Learning from the above paragraph, assuming you have and honor your committed relationship, is powerful. Because even if you are not guilty of soliciting or conducting an emotional affair, if you would argue against the accusation on the basis of not having slept with the other person, you do need to begin learning what constitutes an emotional affair. The first step is learning that intimacy comes in many forms. We’ve known couples that are faithful to one another, yet one or both does not appreciate the complexity of intimacy – as though it strictly means sexual intercourse. This robs the relationship of precious experiences, support, and nurturing. Intimacy is the water on your flower garden. Without it, you can have the best soil, excellent fertilizer, but your flowers, your relationship, will not survive. People often require or desire different types and degrees of intimacy, hence some people not even understanding it. Likewise, someone who doesn’t value or notice intimacy may be oblivious to the fact that their coworker always brings them their coffee just perfectly as a sign of erotic affection. Such a person may unwittingly return that request for intimacy by reinforcing the behavior in an unprofessional manner.
Emotional affairs can, however, develop into something that even the most obtuse among us couldn’t miss. You and a coworker may go on a business trip together. Staying in different rooms doesn’t neutralize this – if you spend all your social time together, the sex is not the issue. You are potentially building an intimate relationship with everything but the sex. Sex is of course wonderful, but that’s clearly not the only great thing about an intimate relationship! If you’re in a committed, exclusive intimate relationship, your partner, not the coworker, waitress, barista, clerk or anyone else, should be the sole recipient of that intimacy. Period.
“What’s the harm, as long as you don’t sleep with these other people?” Plenty. Our intimate relationship is a complex matrix of shared experiences, adventures, challenges, and triumphs, hence our calling the product a Relationship Map. When we divert experiences and shared jokes, tender words, even something as seemingly innocent as a flirtatious phrase, from our primary relationship, we weaken it. We instead begin building a Relationship Map with the other person. Now look at the long term effects of this. Do we really see any benefit to a partly-constructed relationship with a stranger? Do we at least get how stealing from our partner to build that partial construction is wrong? What about slowing the progress of building our own ideal relationship with our partner because we are taking those resources and giving them instead to someone else?
We’ve heard the argument that such emotional affairs can increase the “spice”of the primary relationship.
If you find you are lacking spice, try some habanero sauce.

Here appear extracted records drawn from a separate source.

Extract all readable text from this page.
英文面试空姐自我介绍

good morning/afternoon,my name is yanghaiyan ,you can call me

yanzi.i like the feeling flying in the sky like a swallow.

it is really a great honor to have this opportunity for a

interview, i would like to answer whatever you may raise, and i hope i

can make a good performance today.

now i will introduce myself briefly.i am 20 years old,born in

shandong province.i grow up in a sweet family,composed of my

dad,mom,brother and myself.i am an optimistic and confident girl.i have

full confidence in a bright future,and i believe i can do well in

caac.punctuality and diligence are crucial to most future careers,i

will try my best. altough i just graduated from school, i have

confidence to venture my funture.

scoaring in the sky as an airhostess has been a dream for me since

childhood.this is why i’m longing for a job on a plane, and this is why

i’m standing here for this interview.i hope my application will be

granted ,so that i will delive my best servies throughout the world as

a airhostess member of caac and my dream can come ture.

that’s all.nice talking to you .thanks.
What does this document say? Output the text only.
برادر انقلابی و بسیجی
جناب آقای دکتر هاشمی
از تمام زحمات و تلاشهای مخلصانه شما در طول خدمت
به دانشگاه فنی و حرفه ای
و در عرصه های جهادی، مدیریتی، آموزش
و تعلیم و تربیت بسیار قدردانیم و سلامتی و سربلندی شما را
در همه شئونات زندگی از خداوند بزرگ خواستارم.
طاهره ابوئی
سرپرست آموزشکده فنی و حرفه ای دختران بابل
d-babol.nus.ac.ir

You might, in that giddy moment, where you’re excited by the risk and damage you’re doing to your relationship, actually believe that you’re somehow benefiting your primary relationship. That’s an illusion. Further, the mature person with a balanced life learns that a relationship is at its best when you devote all your erotic love, all your intimate attention, to it. Diluting these by sharing them with others lessens the value that relationship can provide. But look at the other side of it – your emotional affairs are left with even less – so they can offer even less value. This generally winds up a confused mess, robbing us of time, energy, and life.
As we bring our lives into focus, we find that we not only enjoy more, but GET more. One intimate relationship. One career. One spirituality. One ___ (fill in the blank with whatever matters most to you). You will find that as you devote more to each single pursuit, you are able to get more from it.
The whole problem is often that we don’t commit enough to each thing that matters to us, just expecting it to run fine on “autopilot”. It won’t.
It’s up to you how much joy, how much success, how much love, how much intimacy, how much prosperity, you can receive in life. And it starts by deciding how much energy and attention you will give that one thing.
Commit to getting more from your relationship, and begin by committing to give your all to it. The only affairs you want are those you enjoy exclusively with your partner.